Personal statement

Rachel is a Senior Lecturer in Historical and Critical Studies. Her research focuses on anxiety, emotion, social, political and gender history from 1700 to 1945, with a particular interest in letters, communication, distance and consumption practices. Her teaching looks at the history and critical perspectives and theories of design and interdisciplinary perspectives, with focuses on consumption, sustainability, identity and intersectionality. 

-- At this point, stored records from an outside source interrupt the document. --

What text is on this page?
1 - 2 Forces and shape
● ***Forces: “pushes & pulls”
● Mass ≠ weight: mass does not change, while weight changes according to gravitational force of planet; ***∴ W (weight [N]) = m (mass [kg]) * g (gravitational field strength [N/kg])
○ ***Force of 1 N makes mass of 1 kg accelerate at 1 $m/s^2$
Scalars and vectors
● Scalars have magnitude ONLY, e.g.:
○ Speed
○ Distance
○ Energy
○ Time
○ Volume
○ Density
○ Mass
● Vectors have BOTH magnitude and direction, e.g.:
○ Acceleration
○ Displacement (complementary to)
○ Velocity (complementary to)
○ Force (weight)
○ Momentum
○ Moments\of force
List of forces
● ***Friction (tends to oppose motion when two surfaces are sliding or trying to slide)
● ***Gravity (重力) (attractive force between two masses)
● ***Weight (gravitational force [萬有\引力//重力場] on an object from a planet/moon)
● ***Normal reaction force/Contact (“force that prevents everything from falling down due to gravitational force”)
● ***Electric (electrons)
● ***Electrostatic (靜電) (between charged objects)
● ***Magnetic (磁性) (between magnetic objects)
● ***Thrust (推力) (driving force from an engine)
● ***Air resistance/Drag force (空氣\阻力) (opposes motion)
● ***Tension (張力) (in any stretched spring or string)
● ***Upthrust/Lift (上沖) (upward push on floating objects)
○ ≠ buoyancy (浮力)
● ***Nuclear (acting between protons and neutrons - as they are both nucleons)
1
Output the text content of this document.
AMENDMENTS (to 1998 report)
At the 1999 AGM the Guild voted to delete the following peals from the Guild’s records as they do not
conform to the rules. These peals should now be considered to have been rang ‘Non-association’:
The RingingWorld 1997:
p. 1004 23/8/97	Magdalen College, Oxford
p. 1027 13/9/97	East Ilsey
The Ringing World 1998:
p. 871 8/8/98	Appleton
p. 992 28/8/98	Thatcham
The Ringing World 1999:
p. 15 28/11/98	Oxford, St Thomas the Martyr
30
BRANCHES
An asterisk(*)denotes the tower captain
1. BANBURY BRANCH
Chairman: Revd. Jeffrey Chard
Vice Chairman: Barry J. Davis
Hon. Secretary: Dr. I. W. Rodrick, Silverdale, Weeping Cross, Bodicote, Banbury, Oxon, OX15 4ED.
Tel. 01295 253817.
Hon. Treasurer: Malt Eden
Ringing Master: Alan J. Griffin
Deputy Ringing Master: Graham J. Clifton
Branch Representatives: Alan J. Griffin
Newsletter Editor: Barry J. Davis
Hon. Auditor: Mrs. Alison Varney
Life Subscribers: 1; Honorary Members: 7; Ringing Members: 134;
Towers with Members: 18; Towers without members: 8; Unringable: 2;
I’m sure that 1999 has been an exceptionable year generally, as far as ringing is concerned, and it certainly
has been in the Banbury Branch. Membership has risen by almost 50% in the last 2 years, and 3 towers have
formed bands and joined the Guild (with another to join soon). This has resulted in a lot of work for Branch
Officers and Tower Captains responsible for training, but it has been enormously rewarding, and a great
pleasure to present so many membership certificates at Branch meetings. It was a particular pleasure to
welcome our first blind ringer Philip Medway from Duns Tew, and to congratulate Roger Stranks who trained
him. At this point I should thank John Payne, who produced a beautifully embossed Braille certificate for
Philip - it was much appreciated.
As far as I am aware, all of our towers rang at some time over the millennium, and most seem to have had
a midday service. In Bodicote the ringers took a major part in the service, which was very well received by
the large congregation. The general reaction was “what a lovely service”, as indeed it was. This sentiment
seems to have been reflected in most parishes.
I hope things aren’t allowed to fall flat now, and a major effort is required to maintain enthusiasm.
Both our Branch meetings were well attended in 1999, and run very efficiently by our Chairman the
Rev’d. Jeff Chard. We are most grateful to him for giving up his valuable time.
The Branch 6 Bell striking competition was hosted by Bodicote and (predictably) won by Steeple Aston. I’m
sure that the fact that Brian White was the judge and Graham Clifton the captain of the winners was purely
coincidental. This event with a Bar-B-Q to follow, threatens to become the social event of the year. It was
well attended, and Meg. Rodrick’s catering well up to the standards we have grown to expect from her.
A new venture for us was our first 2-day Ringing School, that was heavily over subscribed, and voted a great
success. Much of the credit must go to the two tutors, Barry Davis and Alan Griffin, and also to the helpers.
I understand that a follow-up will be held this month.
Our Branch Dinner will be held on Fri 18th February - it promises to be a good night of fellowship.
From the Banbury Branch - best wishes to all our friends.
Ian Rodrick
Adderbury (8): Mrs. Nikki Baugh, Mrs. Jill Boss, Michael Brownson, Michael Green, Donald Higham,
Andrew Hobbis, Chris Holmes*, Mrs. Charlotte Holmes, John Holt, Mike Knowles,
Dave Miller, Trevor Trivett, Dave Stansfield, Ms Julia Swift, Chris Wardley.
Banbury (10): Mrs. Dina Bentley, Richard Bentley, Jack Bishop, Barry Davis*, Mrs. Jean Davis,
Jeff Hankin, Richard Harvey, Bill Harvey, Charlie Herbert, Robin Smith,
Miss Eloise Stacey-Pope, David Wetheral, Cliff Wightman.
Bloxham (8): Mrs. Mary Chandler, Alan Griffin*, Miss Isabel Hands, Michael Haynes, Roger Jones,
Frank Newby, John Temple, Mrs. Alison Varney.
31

Rachel's PhD research was funded by the South West and Wales Doctoral Training Partnership (SWWDTP) which looks at anxiety through the lifecycle, using the familial letters of the Canning family from 1760-1830, to nuance understandings of remote relationships and communications through letters and how this can help us develop our understandings of anxiety and wellbeing today. She is currently working on turning this into a monograph.

She is passionate about the importance of History in understanding not just the past but the present and is Associate Fellow for the Royal Historical Society and ECR Committee member for the British Society for Eighteenth-Century Studies (BSECS). She is currently undertaking pedagogical work around History in HE and student engagement and is a Fellow of the Higher Education Academy.

As an advocate for decolonisation, intersectionality and diverse voices and perspectives, Rachel is part of Bath Spa's Decolonisation Steering Group, which looks at decolonisation initiatives across the university and the Assistive Technology Group. She was also on the working group for the development of BSECS' EDI policy. She is also co-chair of the Women's Staff Network at the university.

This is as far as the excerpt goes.